I love my PC Financial MasterCard, we use it for our grocery purchases etc. and we already have redeemed $190 in free groceries for 2017 (we use it in conjunction with the PC Points card). I also find net worth tracking strangely satisfying and religiously calculate it monthly :) Interesting about Warren Buffett and Home Capital, I wouldn’t have thought he would have been interested in Canadian stuff so much, but he certainly scored a deal. I was following Marc Cohodes and short selling plan for Home Capital for the longest time. Now he’s onto Exchange Income Fund which I used to own.
4 years ago

Funny how you mention rates starting in the 90s. My first mortgage was in the 80s I had was with top notch credit at National Bank of Canada and it was about 13% with an 80% LTV against the property. There is a rate to reference when speaking what rates can do.

Robb Engen
4 years ago

Thanks for the mention, FT! Hope you enjoyed the long weekend. Happy Canada Day!

Leo T. Ly @
4 years ago

Three percent cash back and no fees on a credit card is a great deal. I am always looking for a great cash back credit card and tries to earn as much money as I can when I spend. I always pay my balance in full every month so I don’t worry too much about the interest rate on the card.

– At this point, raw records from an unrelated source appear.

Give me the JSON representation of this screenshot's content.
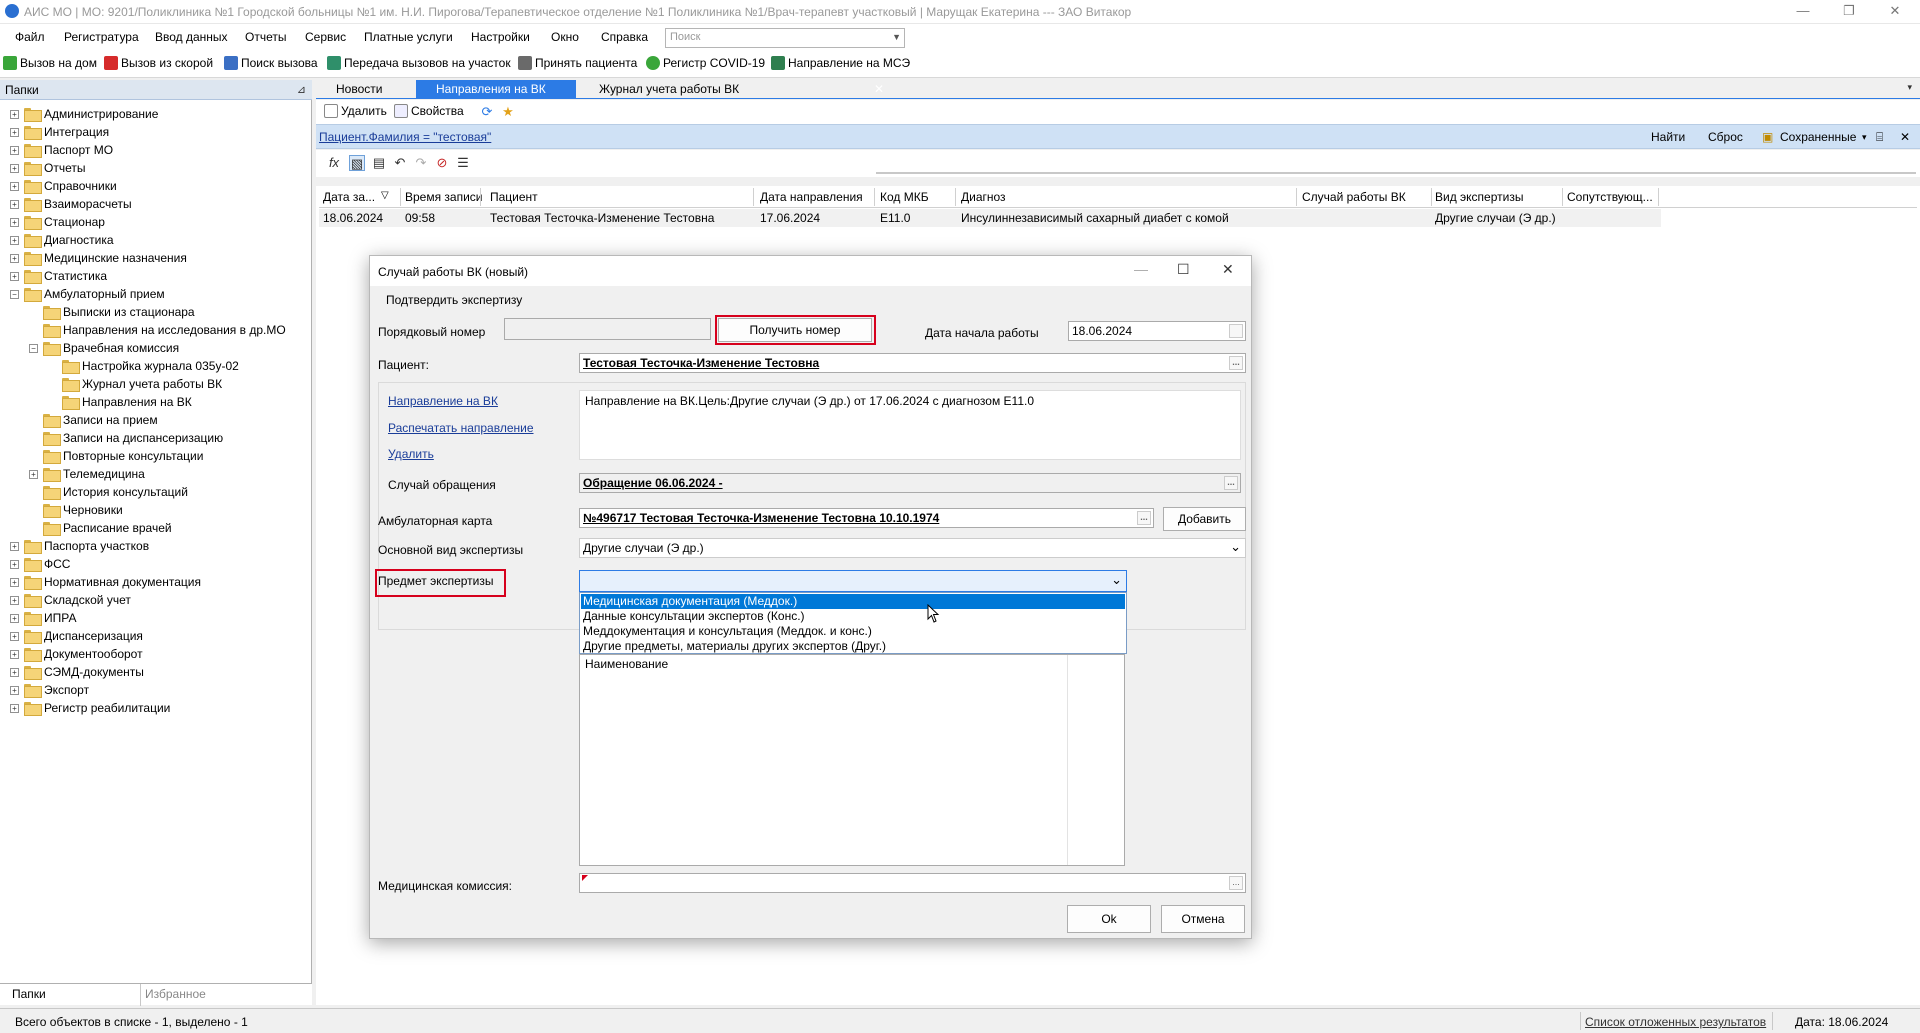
{
  "window": {
    "title": "АИС МО | МО: 9201/Поликлиника №1 Городской больницы №1 им. Н.И. Пирогова/Терапевтическое отделение №1 Поликлиника №1/Врач-терапевт участковый | Марущак Екатерина --- ЗАО Витакор",
    "minimize": "—",
    "restore": "❐",
    "close": "✕"
  },
  "menu": {
    "items": [
      "Файл",
      "Регистратура",
      "Ввод данных",
      "Отчеты",
      "Сервис",
      "Платные услуги",
      "Настройки",
      "Окно",
      "Справка"
    ],
    "search_placeholder": "Поиск"
  },
  "toolbar": {
    "items": [
      {
        "label": "Вызов на дом",
        "icon": "house-call-icon",
        "color": "#3aa63a"
      },
      {
        "label": "Вызов из скорой",
        "icon": "ambulance-icon",
        "color": "#d62b2b"
      },
      {
        "label": "Поиск вызова",
        "icon": "search-call-icon",
        "color": "#3b6fc4"
      },
      {
        "label": "Передача вызовов на участок",
        "icon": "transfer-icon",
        "color": "#2f8f6a"
      },
      {
        "label": "Принять пациента",
        "icon": "accept-patient-icon",
        "color": "#6a6a6a"
      },
      {
        "label": "Регистр COVID-19",
        "icon": "covid-icon",
        "color": "#3aa63a"
      },
      {
        "label": "Направление на МСЭ",
        "icon": "mse-icon",
        "color": "#2f7f4f"
      }
    ]
  },
  "left_panel": {
    "header": "Папки",
    "pin": "⊿",
    "tree": [
      {
        "label": "Администрирование",
        "level": 0,
        "expander": "+"
      },
      {
        "label": "Интеграция",
        "level": 0,
        "expander": "+"
      },
      {
        "label": "Паспорт МО",
        "level": 0,
        "expander": "+"
      },
      {
        "label": "Отчеты",
        "level": 0,
        "expander": "+"
      },
      {
        "label": "Справочники",
        "level": 0,
        "expander": "+"
      },
      {
        "label": "Взаиморасчеты",
        "level": 0,
        "expander": "+"
      },
      {
        "label": "Стационар",
        "level": 0,
        "expander": "+"
      },
      {
        "label": "Диагностика",
        "level": 0,
        "expander": "+"
      },
      {
        "label": "Медицинские назначения",
        "level": 0,
        "expander": "+"
      },
      {
        "label": "Статистика",
        "level": 0,
        "expander": "+"
      },
      {
        "label": "Амбулаторный прием",
        "level": 0,
        "expander": "−"
      },
      {
        "label": "Выписки из стационара",
        "level": 1,
        "expander": ""
      },
      {
        "label": "Направления на исследования в др.МО",
        "level": 1,
        "expander": ""
      },
      {
        "label": "Врачебная комиссия",
        "level": 1,
        "expander": "−"
      },
      {
        "label": "Настройка журнала 035у-02",
        "level": 2,
        "expander": ""
      },
      {
        "label": "Журнал учета работы ВК",
        "level": 2,
        "expander": ""
      },
      {
        "label": "Направления на ВК",
        "level": 2,
        "expander": ""
      },
      {
        "label": "Записи на прием",
        "level": 1,
        "expander": ""
      },
      {
        "label": "Записи на диспансеризацию",
        "level": 1,
        "expander": ""
      },
      {
        "label": "Повторные консультации",
        "level": 1,
        "expander": ""
      },
      {
        "label": "Телемедицина",
        "level": 1,
        "expander": "+"
      },
      {
        "label": "История консультаций",
        "level": 1,
        "expander": ""
      },
      {
        "label": "Черновики",
        "level": 1,
        "expander": ""
      },
      {
        "label": "Расписание врачей",
        "level": 1,
        "expander": ""
      },
      {
        "label": "Паспорта участков",
        "level": 0,
        "expander": "+"
      },
      {
        "label": "ФСС",
        "level": 0,
        "expander": "+"
      },
      {
        "label": "Нормативная документация",
        "level": 0,
        "expander": "+"
      },
      {
        "label": "Складской учет",
        "level": 0,
        "expander": "+"
      },
      {
        "label": "ИПРА",
        "level": 0,
        "expander": "+"
      },
      {
        "label": "Диспансеризация",
        "level": 0,
        "expander": "+"
      },
      {
        "label": "Документооборот",
        "level": 0,
        "expander": "+"
      },
      {
        "label": "СЭМД-документы",
        "level": 0,
        "expander": "+"
      },
      {
        "label": "Экспорт",
        "level": 0,
        "expander": "+"
      },
      {
        "label": "Регистр реабилитации",
        "level": 0,
        "expander": "+"
      }
    ],
    "tabs": [
      "Папки",
      "Избранное"
    ]
  },
  "doc_tabs": {
    "tabs": [
      "Новости",
      "Направления на ВК",
      "Журнал учета работы ВК"
    ],
    "active": 1,
    "close": "✕",
    "more": "▾"
  },
  "inner_toolbar": {
    "delete": "Удалить",
    "properties": "Свойства"
  },
  "filter": {
    "text": "Пациент.Фамилия = \"тестовая\"",
    "find": "Найти",
    "reset": "Сброс",
    "saved": "Сохраненные",
    "dropdown": "▾",
    "close": "✕"
  },
  "grid": {
    "headers": [
      "Дата за...",
      "Время записи",
      "Пациент",
      "Дата направления",
      "Код МКБ",
      "Диагноз",
      "Случай работы ВК",
      "Вид экспертизы",
      "Сопутствующ..."
    ],
    "sort_indicator": "▽",
    "row": [
      "18.06.2024",
      "09:58",
      "Тестовая Тесточка-Изменение Тестовна",
      "17.06.2024",
      "E11.0",
      "Инсулиннезависимый сахарный диабет с комой",
      "",
      "Другие случаи (Э др.)",
      ""
    ]
  },
  "dialog": {
    "title": "Случай работы ВК (новый)",
    "confirm_menu": "Подтвердить экспертизу",
    "seq_number_label": "Порядковый номер",
    "seq_number_value": "",
    "get_number_button": "Получить номер",
    "start_date_label": "Дата начала работы",
    "start_date_value": "18.06.2024",
    "patient_label": "Пациент:",
    "patient_value": "Тестовая Тесточка-Изменение Тестовна",
    "link_referral": "Направление на ВК",
    "link_print": "Распечатать направление",
    "link_delete": "Удалить",
    "referral_text": "Направление на ВК.Цель:Другие случаи (Э др.) от 17.06.2024 с диагнозом E11.0",
    "case_label": "Случай обращения",
    "case_value": "Обращение 06.06.2024 -",
    "amb_card_label": "Амбулаторная карта",
    "amb_card_value": "№496717 Тестовая Тесточка-Изменение Тестовна 10.10.1974",
    "add_button": "Добавить",
    "exam_type_label": "Основной вид экспертизы",
    "exam_type_value": "Другие случаи (Э др.)",
    "subject_label": "Предмет экспертизы",
    "subject_value": "",
    "subject_options": [
      "Медицинская документация (Меддок.)",
      "Данные консультации экспертов (Конс.)",
      "Меддокументация и консультация (Меддок. и конс.)",
      "Другие предметы, материалы других экспертов (Друг.)"
    ],
    "selected_option": 0,
    "table_header": "Наименование",
    "commission_label": "Медицинская комиссия:",
    "commission_value": "",
    "ok_button": "Ok",
    "cancel_button": "Отмена",
    "ellipsis": "...",
    "dropdown_arrow": "⌄",
    "close": "✕",
    "maximize": "☐",
    "minimize": "—"
  },
  "status": {
    "count_text": "Всего объектов в списке - 1, выделено - 1",
    "deferred_link": "Список отложенных результатов",
    "date_text": "Дата: 18.06.2024"
  },
  "colors": {
    "accent": "#2c7be5",
    "filter_bg": "#cfe1f5",
    "highlight_box": "#d6001c",
    "selection": "#0078d7"
  }
}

I have been tracking my net worth for almost ten years now and it’s really keeping me disciplined with my money. I would love to achieve freedom 45, but I my goals can be reached with freedom 48, which i am happy that it’s still on track based on my latest net worth review.

I am hoping that the rise in interest rates do not affect my early retirement plans too much as I borrow to invest.